Find out how, and estate tax pitfalls to avoid
By Edward E. Graves, ChFC®, CLU®, holder of the Charles J. Zimmerman Chair in Life Insurance Education and Associate Professor of Insurance at The American College.
In essence, life insurance ensures against forced change. Even if a household income is cut following a death, benefits can cover the mortgage to keep a family in the only home they know. It can help a living parent continue to save for her kids’ educations. It can help a father who loses his stay-at-home spouse to pay for day care and continue working at a job he loves.

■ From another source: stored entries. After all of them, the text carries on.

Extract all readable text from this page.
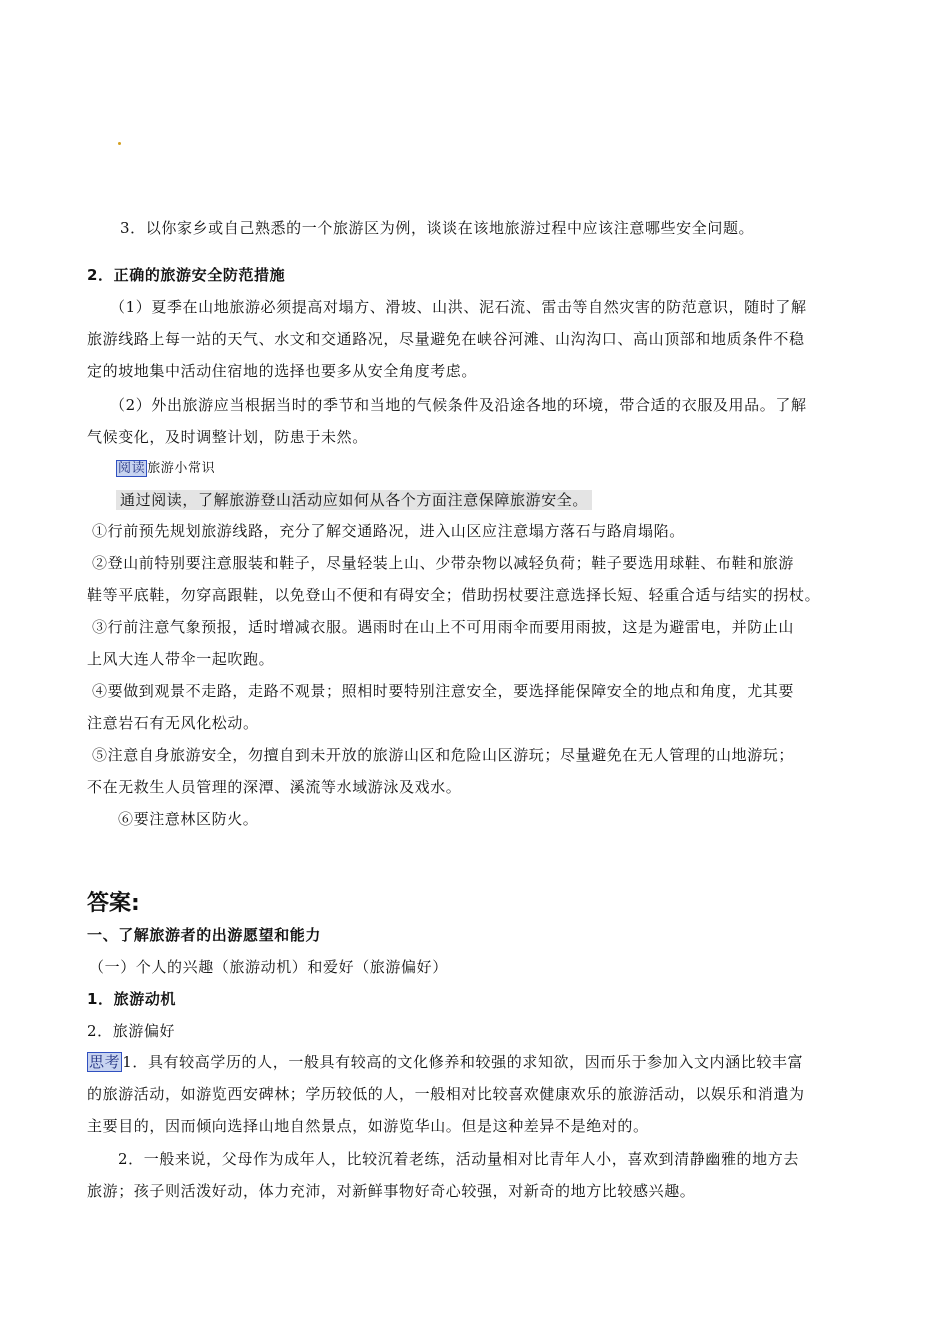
3．以你家乡或自己熟悉的一个旅游区为例，谈谈在该地旅游过程中应该注意哪些安全问题。
2．正确的旅游安全防范措施
（1）夏季在山地旅游必须提高对塌方、滑坡、山洪、泥石流、雷击等自然灾害的防范意识，随时了解
旅游线路上每一站的天气、水文和交通路况，尽量避免在峡谷河滩、山沟沟口、高山顶部和地质条件不稳
定的坡地集中活动住宿地的选择也要多从安全角度考虑。
（2）外出旅游应当根据当时的季节和当地的气候条件及沿途各地的环境，带合适的衣服及用品。了解
气候变化，及时调整计划，防患于未然。
阅读 旅游小常识
通过阅读，了解旅游登山活动应如何从各个方面注意保障旅游安全。
①行前预先规划旅游线路，充分了解交通路况，进入山区应注意塌方落石与路肩塌陷。
②登山前特别要注意服装和鞋子，尽量轻装上山、少带杂物以减轻负荷；鞋子要选用球鞋、布鞋和旅游
鞋等平底鞋，勿穿高跟鞋，以免登山不便和有碍安全；借助拐杖要注意选择长短、轻重合适与结实的拐杖。
③行前注意气象预报，适时增减衣服。遇雨时在山上不可用雨伞而要用雨披，这是为避雷电，并防止山
上风大连人带伞一起吹跑。
④要做到观景不走路，走路不观景；照相时要特别注意安全，要选择能保障安全的地点和角度，尤其要
注意岩石有无风化松动。
⑤注意自身旅游安全，勿擅自到未开放的旅游山区和危险山区游玩；尽量避免在无人管理的山地游玩；
不在无救生人员管理的深潭、溪流等水域游泳及戏水。
⑥要注意林区防火。
答案:
一、了解旅游者的出游愿望和能力
（一）个人的兴趣（旅游动机）和爱好（旅游偏好）
1．旅游动机
2．旅游偏好
思考 1．具有较高学历的人，一般具有较高的文化修养和较强的求知欲，因而乐于参加入文内涵比较丰富
的旅游活动，如游览西安碑林；学历较低的人，一般相对比较喜欢健康欢乐的旅游活动，以娱乐和消遣为
主要目的，因而倾向选择山地自然景点，如游览华山。但是这种差异不是绝对的。
2．一般来说，父母作为成年人，比较沉着老练，活动量相对比青年人小，喜欢到清静幽雅的地方去
旅游；孩子则活泼好动，体力充沛，对新鲜事物好奇心较强，对新奇的地方比较感兴趣。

In all these instances, the life insurance policy fills a financial void. But don’t discredit life insurance as a potential vehicle for clients who have enough assets to cover these expenses, regardless of an income loss. Tax advantages make life insurance a desirable planning contract for the wealthy. It can be used to provide funds to children or grandchildren, as well to non-family members.
Charitable Giving
Use of life insurance contracts can replace amounts given to charity by parents during their lifetime. In these situations the children are named beneficiaries of the life insurance covering amounts to offset the earlier charitable contributions. Policies can also be given to charities or purchased by charities with specific contributions to pay the premiums.
Family Business
Life insurance pays cash to the beneficiary after the death of the insured, making it very effective in equalizing the treatment of children who will not receive ownership interest in an ongoing family business. It can also be used to pay tax on a parent’s estate (due within nine months of death), preventing the liquidation of the family business.
Fund Transfer
Death benefits are not subject to federal income tax (IRC section 101), making life insurance an effective means of transferring funds to children, even when family businesses or estate taxes are not a concern.
Furthermore, there is no income tax applicable to the increases in cash value of a life insurance policy with annual or monthly premiums as long as it is kept in force.
Lifetime distributions from a life insurance policy may be subject to income tax if the policy was paid by a single premium or with periodic premiums, that exceed the seven-pay test.(IRC sections 7702 and 7702A(a)(1)).
These single premium policies or policies fully paid up in seven years or less are called modified endowment contracts. They provide the same tax advantage as continuous premium life insurance contracts as long as no money is taken out of the contract during the lifetime of the insured.
Preparing LI Proceeds for Estate Tax
Because any life insurance policy owned by an insured will be included in his estate for federal estate tax purposes, estate planners almost universally suggest that a life insurance policy should not be owned by the insured. When the policy is owned by someone else or a trust, and when the death benefits are not payable to the estate of the insured, the death benefit proceeds can be kept out of the insured’s estate if it is subject to the federal estate tax.(IRC section 2042).
But with this rule-of-thumb come caveats: For one, the death benefits can still be payable to the estate of the insured if the primary beneficiary predeceases the insured and there is no contingent beneficiary. To prevent unintentionally including the life insurance policy in the estate, it is important to name at least one contingent beneficiary. Furthermore, it is strongly suggested that the last contingent beneficiary be a charity so that all beneficiaries cannot possibly predecease the insured.
Another concern is transferring the ownership of an existing life insurance policy from the insured to some other party. Section 2042 of the tax code provides that the insurance policy will be treated as if it is still owned by the insured for three years after the transfer. That’s why estate planners generally suggest the purchase of a new policy by the intended owner – a person, business or trust – so that the life insurance will never be included in the estate of the insured.
Before a transfer occurs, how do you decide whom or what is an appropriate party to acquire and own the policy? First, it is important to be sure that there is an insurable interest between the intended owner and the person to be insured. This is especially true if the policy will be owned by a trust in the state of Maryland. When applying Maryland law, a recent case in a federal District Court (Chawla vs. Transamerica Occidental Life) held that a trust owning a life insurance policy did not have an insurable interest in the life of the insured.
The laws of all states require that there be an insurable interest between the insured and the policy owner at the time the life insurance contract is created. Grantor trusts owning life insurance policies insuring the life of the grantor are generally deemed to have an insurable interest in the life of the grantor.
The above concerns are not as important if the insured does not have a large enough estate to be subject to the federal estate tax. And while these concerns will supposedly go away for large estates after the year 2010 if Congress repeals the federal estate tax completely, they are a factor for multi-million dollar estates up through 2009. Currently it seems likely that the estate tax will be extended beyond 2009 in some as yet to be determined form.